Percentage Decrease Calculator
Find the exact percentage a value has fallen — or calculate the new amount after applying a known percentage decrease.
📉 What is Percentage Decrease?
Percentage decrease measures how much a value has fallen relative to its original amount, expressed as a percentage. It is the standard way to communicate reductions — price discounts, cost savings, weight loss, revenue drops, salary cuts, and test score declines are all typically expressed as percentage decreases. Expressing a fall as a percentage rather than an absolute number makes it comparable across different scales: a ₹5,000 reduction means very different things on a ₹10,000 product versus a ₹5,00,000 product.
The formula divides the reduction by the original value and multiplies by 100. Like percentage increase, percentage decrease is always calculated relative to the original (larger) value, not the new value. This means going from 400 to 300 is a 25% decrease — the ₹100 drop is measured against the original ₹400, giving 25%. If you mistakenly used 300 as the denominator, you would get 33.3%, which overstates the drop.
An important constraint: percentage decrease cannot exceed 100%. A 100% decrease means the value has reached zero — you cannot lose more than the entire original amount. This is in contrast to percentage increase, which has no upper bound.

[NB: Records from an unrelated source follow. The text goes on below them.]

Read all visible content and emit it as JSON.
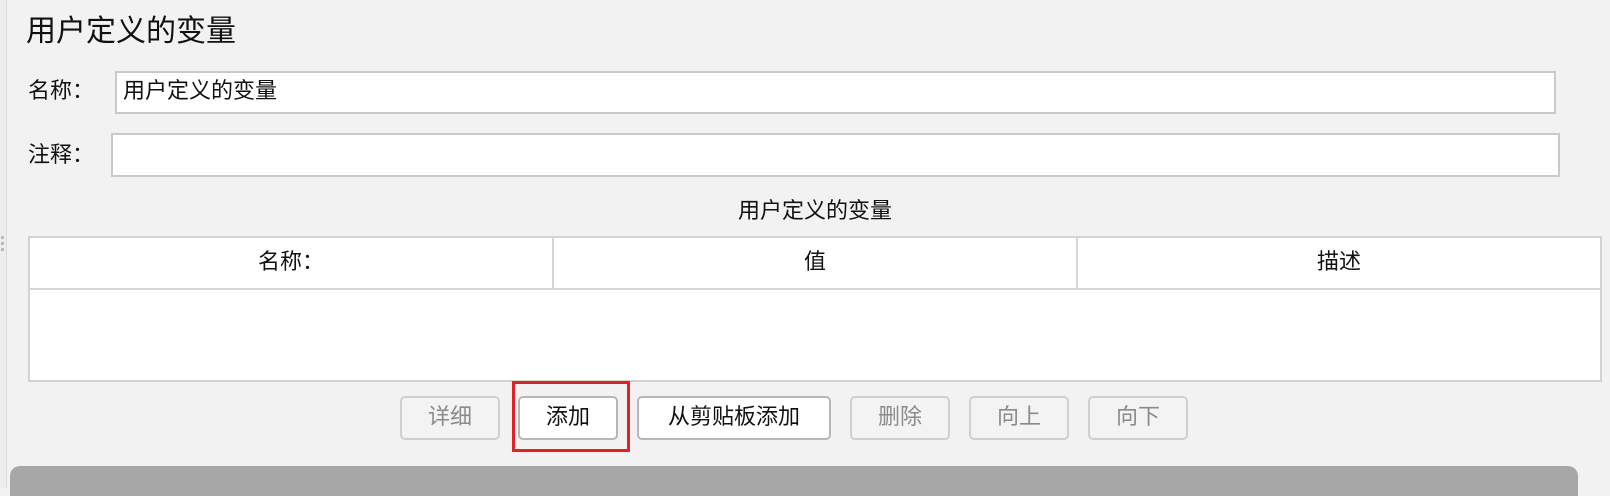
{
  "page": {
    "title": "用户定义的变量"
  },
  "form": {
    "name_label": "名称：",
    "name_value": "用户定义的变量",
    "comment_label": "注释：",
    "comment_value": ""
  },
  "table": {
    "caption": "用户定义的变量",
    "columns": [
      "名称：",
      "值",
      "描述"
    ],
    "rows": []
  },
  "buttons": {
    "detail": "详细",
    "add": "添加",
    "add_from_clipboard": "从剪贴板添加",
    "delete": "删除",
    "up": "向上",
    "down": "向下"
  },
  "colors": {
    "highlight": "#e0202a",
    "disabled_text": "#8a8a8a",
    "panel_bg": "#f2f2f2"
  }
}
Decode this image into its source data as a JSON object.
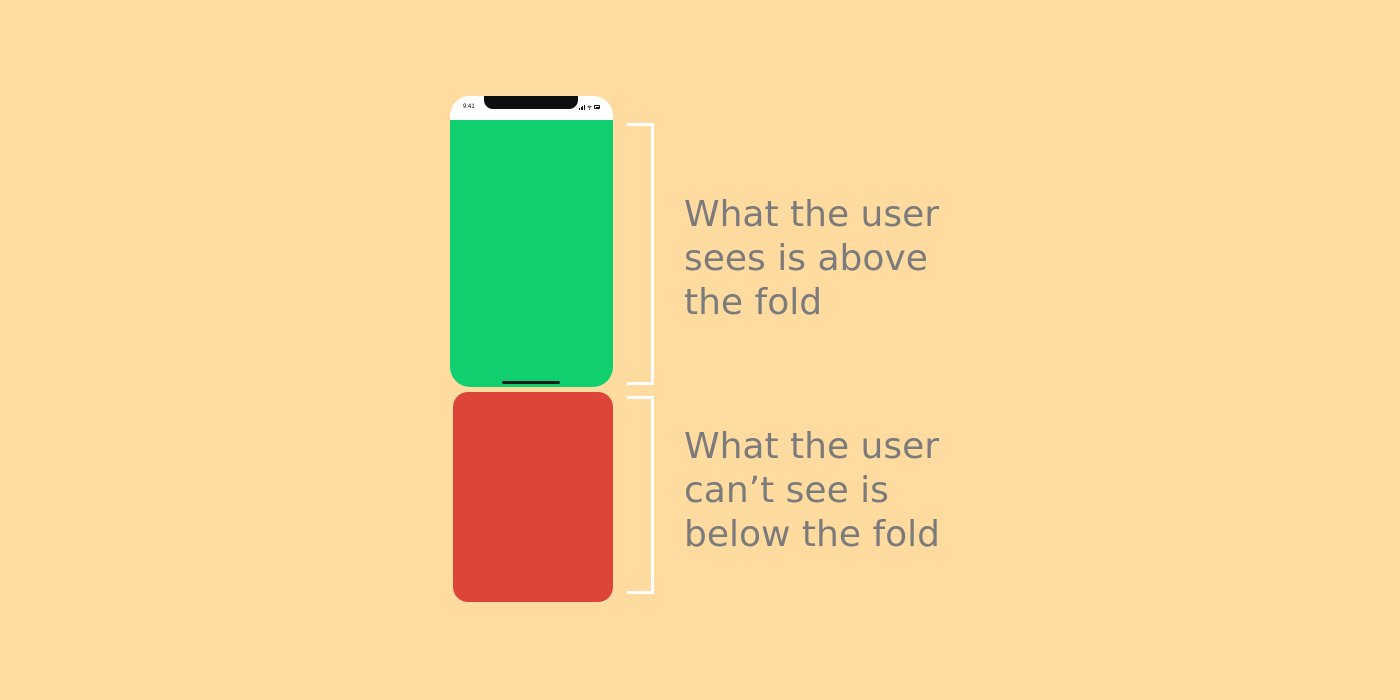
{
  "phone": {
    "status_time": "9:41",
    "icons": [
      "signal-icon",
      "wifi-icon",
      "battery-icon"
    ]
  },
  "above_fold": {
    "color": "#10CF6E",
    "label_lines": [
      "What the user",
      "sees is above",
      "the fold"
    ]
  },
  "below_fold": {
    "color": "#DE453A",
    "label_lines": [
      "What the user",
      "can’t see is",
      "below the fold"
    ]
  },
  "colors": {
    "background": "#FFDBA0",
    "text": "#7B7B7B",
    "bracket": "#FFFFFF"
  }
}
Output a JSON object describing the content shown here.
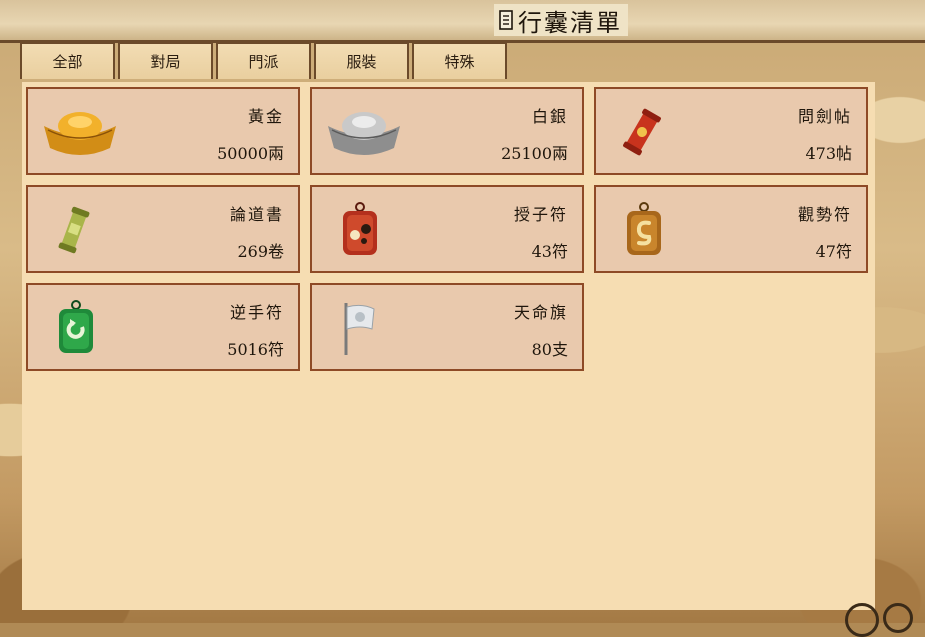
{
  "header": {
    "title": "行囊清單",
    "title_icon": "scroll-list-icon"
  },
  "tabs": [
    {
      "label": "全部"
    },
    {
      "label": "對局"
    },
    {
      "label": "門派"
    },
    {
      "label": "服裝"
    },
    {
      "label": "特殊"
    }
  ],
  "items": [
    {
      "name": "黃金",
      "quantity": "50000兩",
      "icon": "gold-ingot-icon"
    },
    {
      "name": "白銀",
      "quantity": "25100兩",
      "icon": "silver-ingot-icon"
    },
    {
      "name": "問劍帖",
      "quantity": "473帖",
      "icon": "red-scroll-icon"
    },
    {
      "name": "論道書",
      "quantity": "269卷",
      "icon": "green-scroll-icon"
    },
    {
      "name": "授子符",
      "quantity": "43符",
      "icon": "red-talisman-icon"
    },
    {
      "name": "觀勢符",
      "quantity": "47符",
      "icon": "gold-talisman-icon"
    },
    {
      "name": "逆手符",
      "quantity": "5016符",
      "icon": "green-talisman-icon"
    },
    {
      "name": "天命旗",
      "quantity": "80支",
      "icon": "white-flag-icon"
    }
  ],
  "colors": {
    "panel": "#f6ddb2",
    "card": "#e9c9ad",
    "card_border": "#8e4a26",
    "frame": "#6b4a2a"
  }
}
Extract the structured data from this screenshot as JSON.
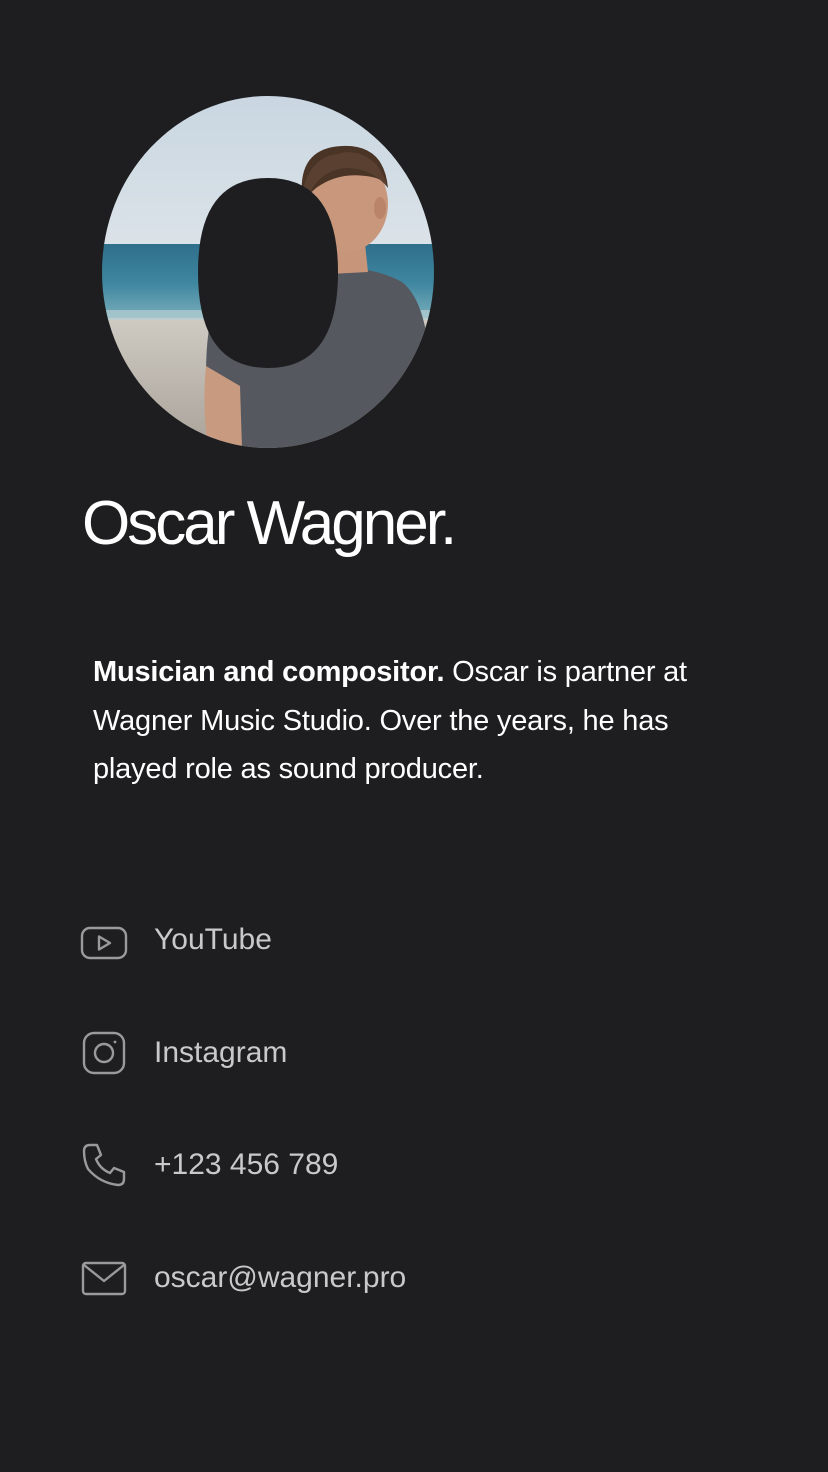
{
  "profile": {
    "name": "Oscar Wagner.",
    "bio_lead": "Musician and compositor.",
    "bio_text": " Oscar is partner at Wagner Music Studio. Over the years, he has played role as sound producer."
  },
  "contacts": [
    {
      "icon": "youtube-icon",
      "label": "YouTube"
    },
    {
      "icon": "instagram-icon",
      "label": "Instagram"
    },
    {
      "icon": "phone-icon",
      "label": "+123 456 789"
    },
    {
      "icon": "mail-icon",
      "label": "oscar@wagner.pro"
    }
  ],
  "colors": {
    "background": "#1e1e20",
    "text": "#ffffff",
    "muted_text": "#c9c9cb",
    "icon": "#9a9a9d"
  }
}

In finance, however, certain derivatives can theoretically lose more than 100% relative to an initial margin — but for everyday calculations, the 100% cap holds.
This calculator covers all three percentage decrease problems: finding the percentage drop between two known values, calculating a new value after applying a known percentage decrease (useful for discounts and markdowns), and finding the original value before a decrease was applied (useful for reverse-engineering pre-discount prices). All three are frequently needed in shopping, business analysis, and health tracking.